結了婚,隊長把這房間分給嘉平夫婦。除了存放自己的行李雜物外,嘉平不在這房間裏睡的。這個所謂的秘密只有村民不知道。看著嘉平從床底下拖出個行李箱。他把箱子打開, 衣服放到床上,再掀起裌裡,把内藏的優質救生圈掏了出來。他满臉笑容地說:「瘦馬兄,希望這個圈能帮上忙。」
「你帮這個忙我一輩子都忘不了。
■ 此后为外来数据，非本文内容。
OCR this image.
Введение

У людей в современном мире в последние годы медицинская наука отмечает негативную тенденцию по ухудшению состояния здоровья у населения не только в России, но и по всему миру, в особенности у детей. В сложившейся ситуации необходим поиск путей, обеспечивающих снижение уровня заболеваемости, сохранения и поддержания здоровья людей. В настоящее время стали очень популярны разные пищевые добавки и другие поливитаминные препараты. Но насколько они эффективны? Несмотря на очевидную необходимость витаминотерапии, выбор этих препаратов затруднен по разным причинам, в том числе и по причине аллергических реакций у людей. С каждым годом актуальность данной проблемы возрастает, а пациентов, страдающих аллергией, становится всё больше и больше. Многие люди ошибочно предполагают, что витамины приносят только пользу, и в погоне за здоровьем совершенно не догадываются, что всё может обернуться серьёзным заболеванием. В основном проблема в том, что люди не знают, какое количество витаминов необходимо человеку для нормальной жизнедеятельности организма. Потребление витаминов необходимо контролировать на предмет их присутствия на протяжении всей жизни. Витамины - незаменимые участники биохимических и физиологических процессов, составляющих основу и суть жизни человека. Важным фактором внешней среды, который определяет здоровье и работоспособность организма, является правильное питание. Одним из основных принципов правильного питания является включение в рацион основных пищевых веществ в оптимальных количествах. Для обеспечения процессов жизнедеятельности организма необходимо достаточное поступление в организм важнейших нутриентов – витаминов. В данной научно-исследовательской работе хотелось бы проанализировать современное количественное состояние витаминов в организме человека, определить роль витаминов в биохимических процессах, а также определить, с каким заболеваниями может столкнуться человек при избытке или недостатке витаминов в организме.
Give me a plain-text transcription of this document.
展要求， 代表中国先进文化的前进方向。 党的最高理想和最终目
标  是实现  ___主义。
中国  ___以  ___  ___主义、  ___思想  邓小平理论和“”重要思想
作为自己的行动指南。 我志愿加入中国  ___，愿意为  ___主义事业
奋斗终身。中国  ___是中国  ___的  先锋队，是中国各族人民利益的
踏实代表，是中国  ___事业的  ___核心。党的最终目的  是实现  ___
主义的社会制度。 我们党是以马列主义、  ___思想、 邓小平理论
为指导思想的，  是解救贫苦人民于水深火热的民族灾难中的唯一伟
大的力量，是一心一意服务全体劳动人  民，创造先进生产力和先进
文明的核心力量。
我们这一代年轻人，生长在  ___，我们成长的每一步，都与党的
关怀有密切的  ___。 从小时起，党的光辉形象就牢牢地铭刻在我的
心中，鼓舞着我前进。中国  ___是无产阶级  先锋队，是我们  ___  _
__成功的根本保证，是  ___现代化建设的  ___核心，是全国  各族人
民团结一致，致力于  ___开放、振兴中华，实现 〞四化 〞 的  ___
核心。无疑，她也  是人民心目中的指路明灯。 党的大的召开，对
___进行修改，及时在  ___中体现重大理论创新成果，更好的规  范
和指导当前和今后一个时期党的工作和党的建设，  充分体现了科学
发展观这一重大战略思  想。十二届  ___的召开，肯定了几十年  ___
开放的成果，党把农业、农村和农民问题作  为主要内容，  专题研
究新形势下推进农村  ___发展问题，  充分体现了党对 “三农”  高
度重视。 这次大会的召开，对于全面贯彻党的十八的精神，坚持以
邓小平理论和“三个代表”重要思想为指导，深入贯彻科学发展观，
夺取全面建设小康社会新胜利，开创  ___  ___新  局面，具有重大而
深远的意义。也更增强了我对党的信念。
嘉平兄,那你自己呢?」天庭有點不好意思地說。
「我還有,不用担心。况且我暫時還不能走。」
「嘉平兄,我佩服你肝胆義氣,但也要替自己著想。時勢愈來愈緊,還是早走好。」
「瘦馬兄,你先走。我辦完事,随後就到。」
天庭迅速把腰上的救生圈换上新的。穿上衣服,要嘉平帮眼細看一遍,没有破綻便先自出 去了。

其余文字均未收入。